Barrar perdas no Congresso diante do governo Temer

“Neste momento estamos no contrapondo ao golpe, a um governo ilegítimo que está nos tirando direitos. Entendemos esse golpe como o desejo de ruralistas, banqueiros, empresários, políticos de carreira familiar e de carreira de corrupção. Eles se armaram para assaltar o poder e reverter suas perdas”, defende Anadilza. 

O movimento deve se reunir em agosto. O encontro ainda não foi definido, mas será na Paraíba, Pernambuco ou no Ceará. “Vamos não só avaliar a violência, mas todas as perdas, nos voltar para a plataforma feminista sobre o projeto político que temos para o Brasil”, conta. As feministas estão preocupadas com os retrocessos que as bancadas mais conservadores têm conseguido emplacar no Congresso desde Eduardo Cunha (PMDB-RJ), além de perdas com a política de governo implementada por Michel Temer (PMDB-SP). Entre elas, a nomeação de Fátima Pelaes para a Secretaria de Políticas Públicas para as Mulheres. A secretária é contra o aborto em qualquer circunstância. 

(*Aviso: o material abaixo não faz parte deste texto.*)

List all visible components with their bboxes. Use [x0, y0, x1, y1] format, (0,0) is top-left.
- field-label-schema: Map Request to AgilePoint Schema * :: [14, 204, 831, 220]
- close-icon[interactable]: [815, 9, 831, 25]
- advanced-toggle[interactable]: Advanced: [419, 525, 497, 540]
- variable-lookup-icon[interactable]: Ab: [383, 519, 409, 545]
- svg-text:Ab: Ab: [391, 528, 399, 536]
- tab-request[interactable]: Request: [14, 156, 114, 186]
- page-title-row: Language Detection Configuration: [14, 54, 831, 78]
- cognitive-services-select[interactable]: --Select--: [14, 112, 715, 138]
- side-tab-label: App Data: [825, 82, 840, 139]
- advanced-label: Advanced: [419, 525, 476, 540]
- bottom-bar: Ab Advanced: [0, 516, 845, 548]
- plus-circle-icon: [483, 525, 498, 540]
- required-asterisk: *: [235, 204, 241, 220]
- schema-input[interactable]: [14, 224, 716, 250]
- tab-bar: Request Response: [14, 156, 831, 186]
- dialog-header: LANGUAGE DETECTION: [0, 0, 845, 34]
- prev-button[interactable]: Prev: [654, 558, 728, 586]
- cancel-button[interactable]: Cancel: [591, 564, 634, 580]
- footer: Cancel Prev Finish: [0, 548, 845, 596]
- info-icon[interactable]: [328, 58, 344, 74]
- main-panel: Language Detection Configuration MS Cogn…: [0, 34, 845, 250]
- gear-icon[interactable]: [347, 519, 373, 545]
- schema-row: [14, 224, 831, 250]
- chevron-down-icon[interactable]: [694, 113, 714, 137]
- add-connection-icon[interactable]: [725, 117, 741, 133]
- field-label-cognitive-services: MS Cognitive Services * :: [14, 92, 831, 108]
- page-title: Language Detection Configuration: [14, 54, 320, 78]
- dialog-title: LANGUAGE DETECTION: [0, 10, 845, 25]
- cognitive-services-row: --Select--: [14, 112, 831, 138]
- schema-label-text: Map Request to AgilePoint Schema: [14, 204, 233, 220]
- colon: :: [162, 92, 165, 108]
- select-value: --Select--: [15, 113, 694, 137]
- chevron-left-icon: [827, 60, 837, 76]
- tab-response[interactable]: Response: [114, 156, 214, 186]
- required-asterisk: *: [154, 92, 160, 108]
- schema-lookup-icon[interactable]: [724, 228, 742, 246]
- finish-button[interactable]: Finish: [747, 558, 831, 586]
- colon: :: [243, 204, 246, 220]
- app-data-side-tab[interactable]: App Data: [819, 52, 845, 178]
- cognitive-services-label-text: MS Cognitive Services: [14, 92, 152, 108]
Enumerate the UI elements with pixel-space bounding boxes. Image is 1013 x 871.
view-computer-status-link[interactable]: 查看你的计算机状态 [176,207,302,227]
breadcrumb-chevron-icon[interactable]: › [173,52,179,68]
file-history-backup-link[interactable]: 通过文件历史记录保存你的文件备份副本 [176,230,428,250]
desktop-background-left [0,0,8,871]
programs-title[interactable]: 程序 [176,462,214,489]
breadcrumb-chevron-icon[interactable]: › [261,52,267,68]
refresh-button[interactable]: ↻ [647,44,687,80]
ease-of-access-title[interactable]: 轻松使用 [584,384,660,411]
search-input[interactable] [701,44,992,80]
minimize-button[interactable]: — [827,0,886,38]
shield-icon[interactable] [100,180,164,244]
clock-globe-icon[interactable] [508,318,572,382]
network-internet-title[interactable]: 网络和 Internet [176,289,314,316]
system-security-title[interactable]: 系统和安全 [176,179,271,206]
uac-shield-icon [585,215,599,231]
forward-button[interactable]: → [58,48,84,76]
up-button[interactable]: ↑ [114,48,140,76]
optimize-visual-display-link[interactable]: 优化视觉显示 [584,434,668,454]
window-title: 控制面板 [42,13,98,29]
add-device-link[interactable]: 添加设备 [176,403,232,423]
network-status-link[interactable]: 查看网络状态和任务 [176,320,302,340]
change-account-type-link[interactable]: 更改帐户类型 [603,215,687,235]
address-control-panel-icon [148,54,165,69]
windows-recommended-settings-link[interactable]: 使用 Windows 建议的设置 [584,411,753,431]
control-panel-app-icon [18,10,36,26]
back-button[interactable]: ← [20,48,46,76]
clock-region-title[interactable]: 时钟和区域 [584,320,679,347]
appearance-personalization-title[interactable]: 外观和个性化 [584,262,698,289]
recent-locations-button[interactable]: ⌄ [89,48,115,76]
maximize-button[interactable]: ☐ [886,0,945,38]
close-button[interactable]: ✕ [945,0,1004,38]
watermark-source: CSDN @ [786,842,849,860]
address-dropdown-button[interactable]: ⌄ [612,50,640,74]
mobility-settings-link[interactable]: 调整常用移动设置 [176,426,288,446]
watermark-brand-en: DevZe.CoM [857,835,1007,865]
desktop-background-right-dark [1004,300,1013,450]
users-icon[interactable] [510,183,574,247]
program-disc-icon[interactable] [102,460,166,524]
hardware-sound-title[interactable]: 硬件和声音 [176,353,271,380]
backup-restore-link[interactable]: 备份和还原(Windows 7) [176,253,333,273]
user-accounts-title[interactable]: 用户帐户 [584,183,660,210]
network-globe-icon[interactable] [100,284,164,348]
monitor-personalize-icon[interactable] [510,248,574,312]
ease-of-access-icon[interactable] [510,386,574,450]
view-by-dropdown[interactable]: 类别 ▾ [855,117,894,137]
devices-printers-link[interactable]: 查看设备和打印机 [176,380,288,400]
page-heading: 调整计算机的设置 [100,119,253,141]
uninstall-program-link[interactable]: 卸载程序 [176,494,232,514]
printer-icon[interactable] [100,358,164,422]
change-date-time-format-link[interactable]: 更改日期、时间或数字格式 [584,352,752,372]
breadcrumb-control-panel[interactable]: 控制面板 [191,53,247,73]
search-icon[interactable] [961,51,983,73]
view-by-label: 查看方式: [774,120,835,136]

“Enquanto está todo mundo ocupado com a história do golpe, estamos perdendo direitos no campo da educação, saúde, direitos reprodutivos, direitos sociais, da infância e da adolescência, na previdência”, informa Anadilza. A intenção é não permitir o retrocesso, sobretudo da lei Maria da Penha. Mas há outras lutas em curso, entre elas na saúde. Anadilza afirma que o atual governo está acobertando interesses dos planos de saúde. Recentes declarações do novo ministro da Saúde afirmando que não há como o SUS ser universal e que o melhor seria que mais pessoas tivessem acesso a planos particulares, parecem corroborar com a suspeita. “A legislação que está saindo agora nesses dois meses é para encobertar tudo quanto é sacanagem de plano de saúde. Então empresários da educação e da saúde, estão tudo unidos enquanto bancadas no Congresso para defender os seus interesses. Estamos com essa estratégia armada no Congresso e é com isso que estamos nos preocupando”.

Entre os pontos que as novas leis que estão em vias de serem aprovados pretendem tirar estão pontos que mechem diretamente na lei Maria da Penha. Entre elas o fim da assistência à violência sexual. “A mulher só vai poder ser tratada da saúde física e mental, com terapia, mas não vai fazer as profilaxias, não vai ter direito a aborto legal”, ressalta. Promulgada há 10 anos, levantamento feito em 2014 apontava 47 projetos correndo no Congresso que poderiam alterar a lei, todos para flexibilizá-la. “Lutamos mais de 50 anos para ter esses direitos e eles estão sendo tirados em dois meses”, revela a feminista.